The Australian Privacy Commissioner has released the final report on the Ashley Madison data breach which was a joint investigation with the Privacy Commissioner of Canada into the website’s handling of the personal information of its users.

At the time of the breach in August 2015, Ashley Madison (operated by Avid Life Media Inc.(ALM)) had approximately 36 million user profiles, including many Australians. The data breach included people’s account information, email addresses, security questions and in some cases billing and geolocation information.

The investigation initially examined the circumstances of the data breach and how it had occurred. It then considered ALM’s information handling practices that may have affected the likelihood or the impact of the data breach.

The report is highly critical of the dating website’s privacy and personal data security practices: there was no dedicated risk management process in place to protect personal information.

The report shows how risk management goes beyond ‘IT issues’ and must include training, policies, documentation, oversight and clear lines of authority for decisions about personal information security.

The primary issue under consideration was the adequacy of the safeguards ALM had in place to protect the personal information of its users. Although ALM’s security was compromised, a security compromise does not necessarily point to a contravention of the Australian Privacy Act. Whether a contravention the Australian Privacy Act occurred depends on whether ALM had, at the time of the data breach taken such steps as were reasonable in the circumstances to protect the personal information it held. The investigation identified a number of contraventions of the Australian Privacy Principles.

The investigation considered the following related information handling practices of ALM:

• ALM’s practice of retaining personal information of users after profiles had been deactivated or deleted by users, and when profiles were inactive (that is, had not been accessed by the user for an extended period of time);
• ALM’s practice of charging users to “fully delete” their profiles;
• ALM’s practice of not confirming the accuracy of user email addresses before collecting or using them; and
• ALM’s transparency with users about its personal information handling practices.

The Report concludes:

Although ALM had a range of personal information security protections in place, it did not have an adequate overarching information security framework within which it assessed the adequacy of its information security. Certain security safeguards in some areas were insufficient or absent at the time of the data breach.

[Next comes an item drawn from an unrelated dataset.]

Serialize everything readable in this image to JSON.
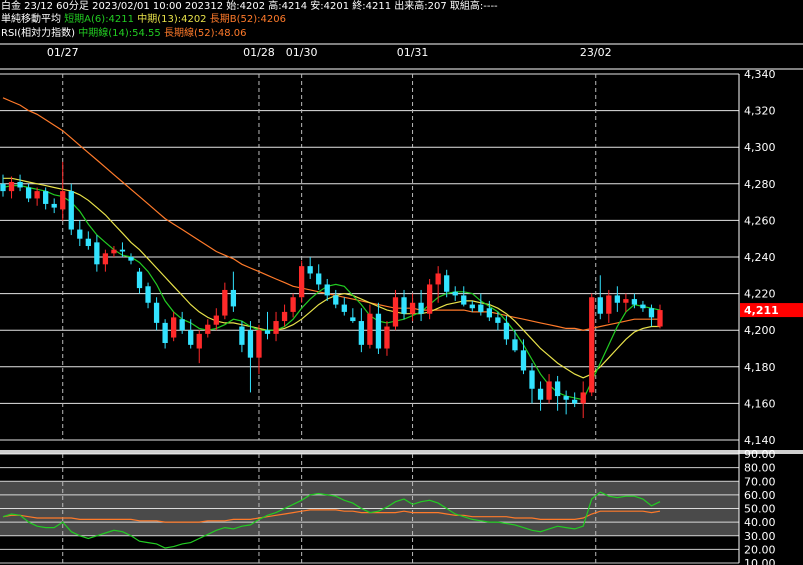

The findings of this report include important lessons for other organizations that hold personal information. The most broadly applicable lesson is that it is crucial for organizations that hold personal information electronically to adopt clear and appropriate processes, procedures and systems to handle information security risks, supported by adequate expertise (internal or external). This is especially the case where the personal information held includes information of a sensitive nature that, if compromised, could cause significant reputational or other harms to the individuals affected. Organizations holding sensitive personal information or a significant amount of personal information, as was the case here, should have information security measures including, but not limited to:
•a security policy(cies);
•an explicit risk management process that addresses information security matters, drawing on adequate expertise; and
•adequate privacy and security training for all staff.

It is not sufficient for an organization such as ALM, or any organization that holds large amounts of personal information of a sensitive nature, to address information security without an adequate and coherent governance framework.

The OAIC and OPC provided a number of recommendations for ALM to follow to ensure it addressed the issues discussed in this report and brings itself into compliance with PIPEDA and the Australian Privacy Act with respect to those issues.

The … Acting Australian Information Commissioner has accepted an enforceable undertaking, from ALM. …ALM will be required to take significant additional steps to address the issues identified in this report to protect the privacy of individuals, some of which have already been initiated by ALM.